I can only hope that in this current period of rebirth and recovery, we do things differently. I hope that we learn from our mistakes.

There is a pervasive American mentality that we are somehow superior—that we are “better” than countries living under oppressive governments, or nations caught in an endless cycle of civil wars. We are “better” than military coups, food shortages, or corrupt politicians who seek to overthrow systems of democracy. We are “better” than countries where animals are butchered fresh at the market, or where people eat with their hands.

But our food systems have been built on the backs of mistreated immigrant workers and “unskilled” kitchen laborers. We have grown disconnected from the things we consume and ingest, accustomed to meat that is wrapped in plastic and flavorless tomatoes that are sold in the dead of winter. Something as foundational as tipping in the US is rooted in a history of slavery, while land access is still greatly determined by our earlier days of colonization and genocide.

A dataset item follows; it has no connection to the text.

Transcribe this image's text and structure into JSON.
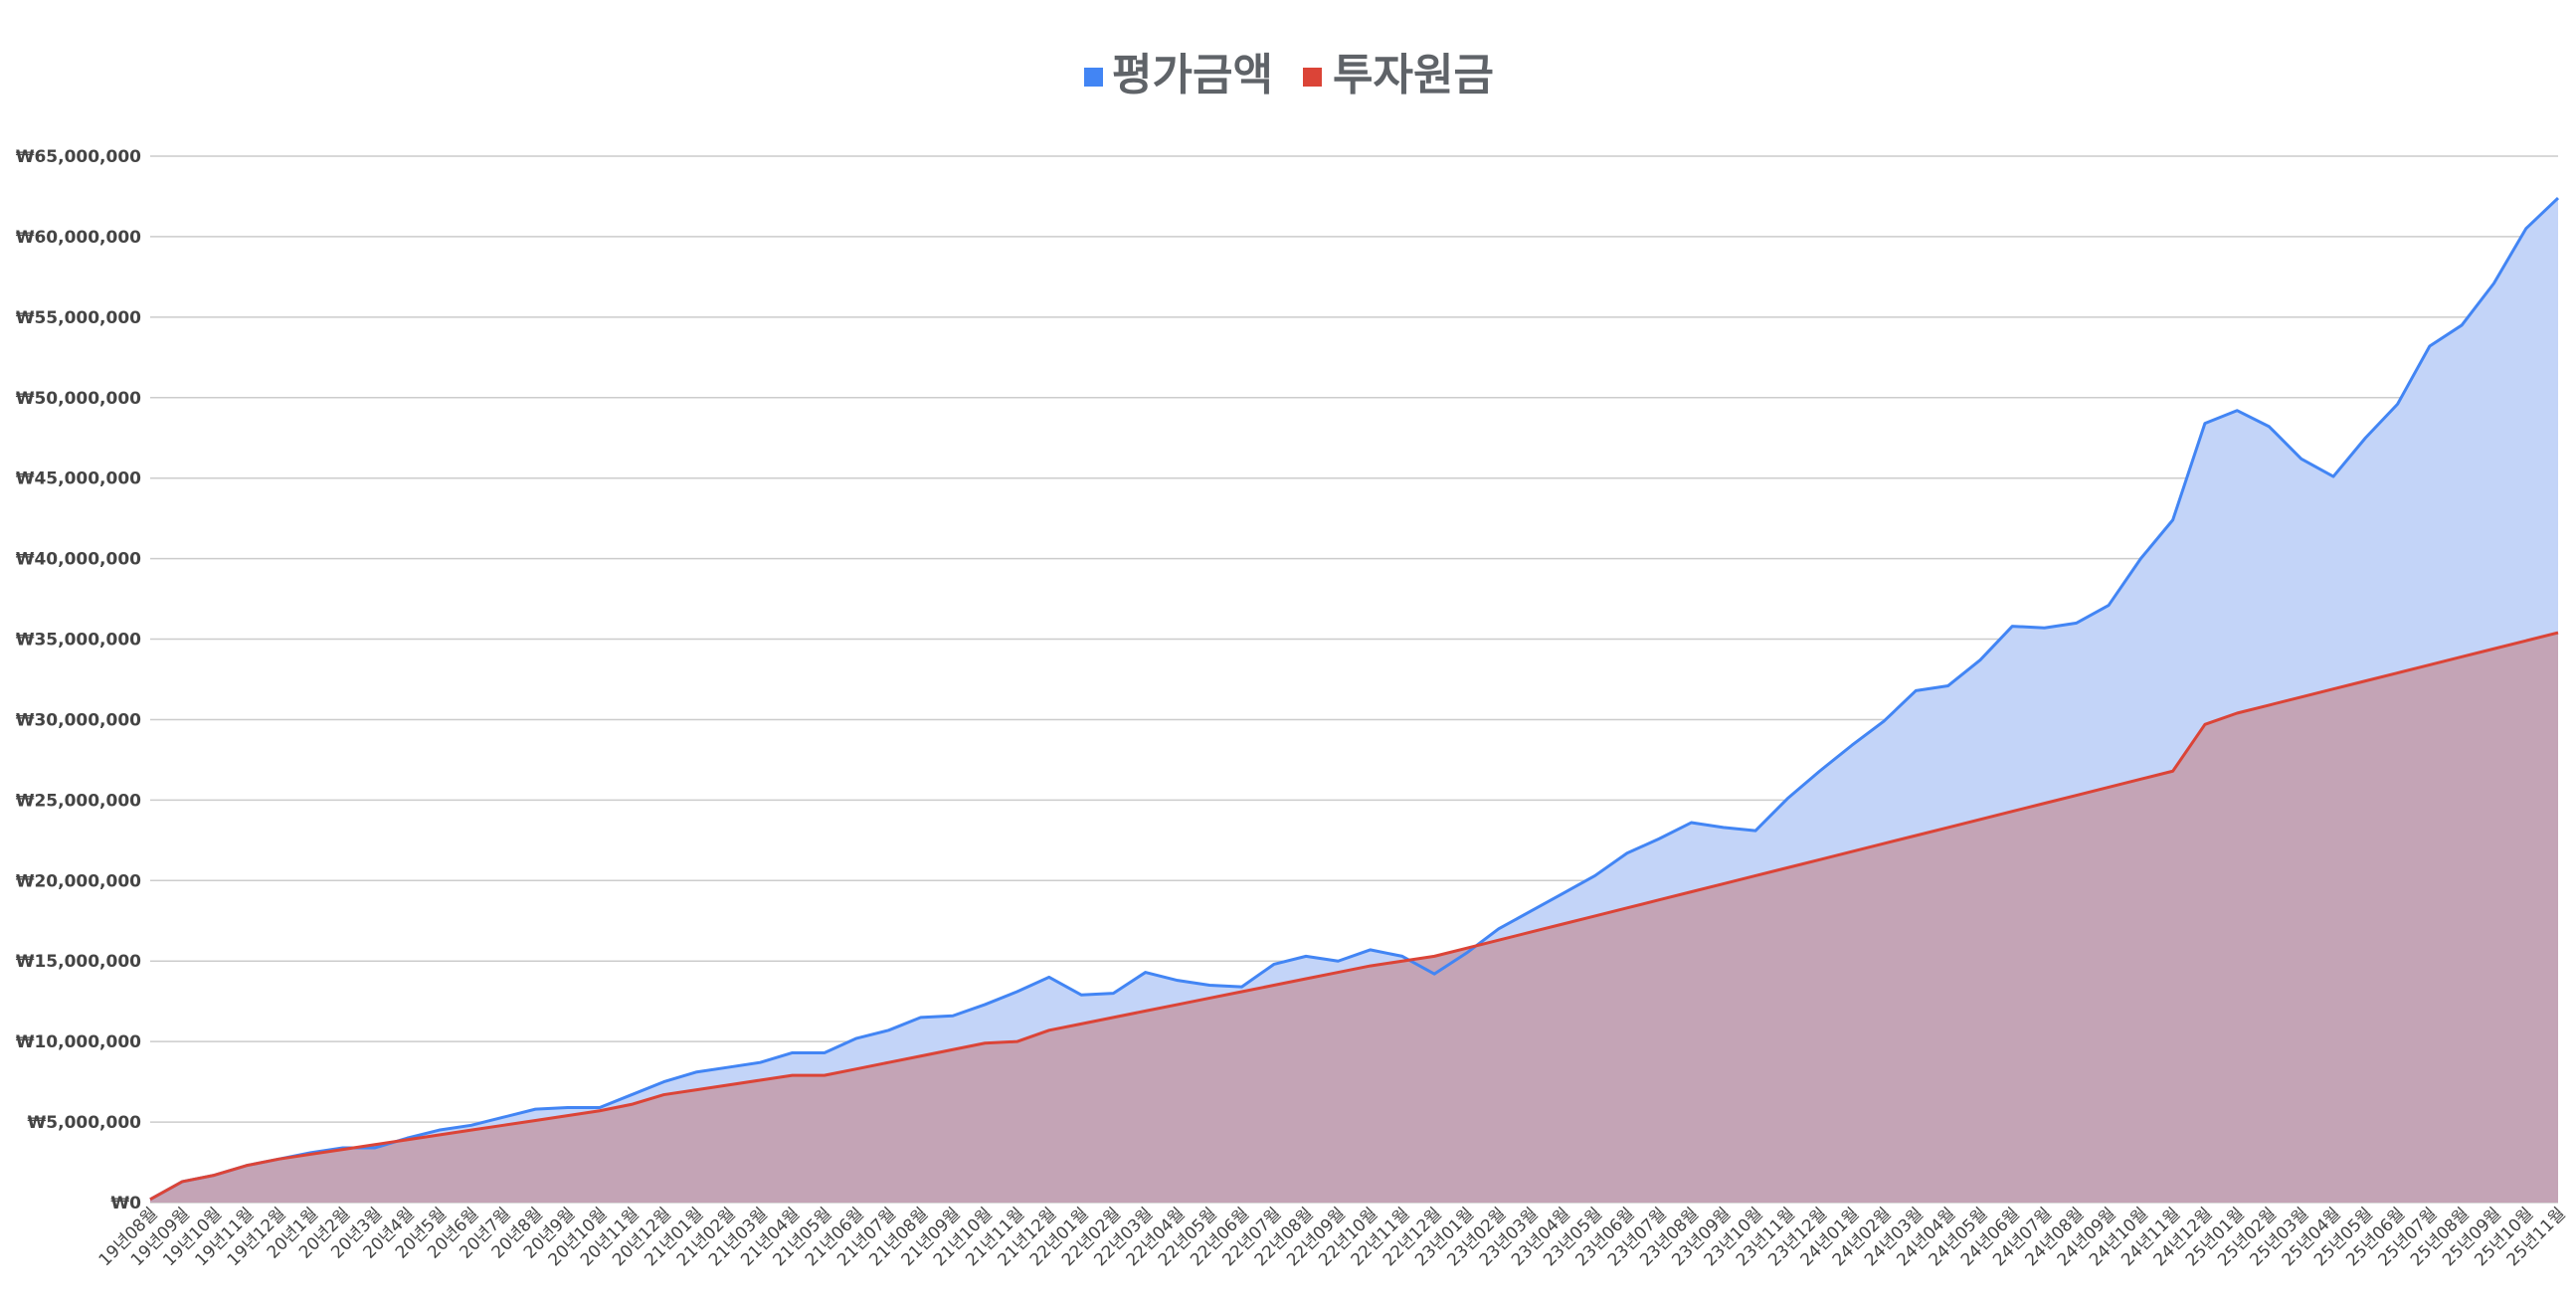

According to the USDA, food waste in the United States still hovers at around 30-40% of the food supply. In contrast, nearly 35 million Americans struggle with hunger, a statistic which has only increased due to the COVID-19 pandemic. In many cases, our problem is not the absence of food entirely, but rather the inability to get food to the people who need it. And in these times of crisis, we have turned to mutual aid networks, not to our government.  

The fact is that aside from our supremely large egos, we as Americans are most definitely not “better” than just about anyone or anywhere else. Alongside the rest of the world, we are still fighting (and losing) against an invisible enemy. On our own soil, we are living through a war being waged on levels so deep they are often going unseen.

Finally, some of these cracks have started to show. We are being faced with the tangible reality of food shortages, and the increasing number of community fridges. We are able to visualize worker strikes and uprisings that are rippling across the frontlines, and the disparities in our traditional models of service and hospitality. We can see that mistakes have been made, and that we must try to emerge on the other side at least a little bit better.

For now, optimism can be found in things like community supported agriculture, worker-centric restaurants, and other more collaborative business models. It manifests in increasingly local and resilient food supply chains rooted in seasonal growing and small-scale distribution. Hope lies within grassroots organizations seeking to provide meals for their communities, or for their comrades on the frontlines. Perhaps optimism will even prevail through increased government investment in education, social welfare, and sustainable production methods. Perhaps.

For now, we are also still in the throes of battle, one that is being fought by “essential” workers and our allies who are still trapped at home. We are doing what we can to stay afloat, and to survive a long, hard, lonely winter. We are leaning on comforting dinners and simple pleasures, like the fact that the season of rhubarb and asparagus is just around the corner.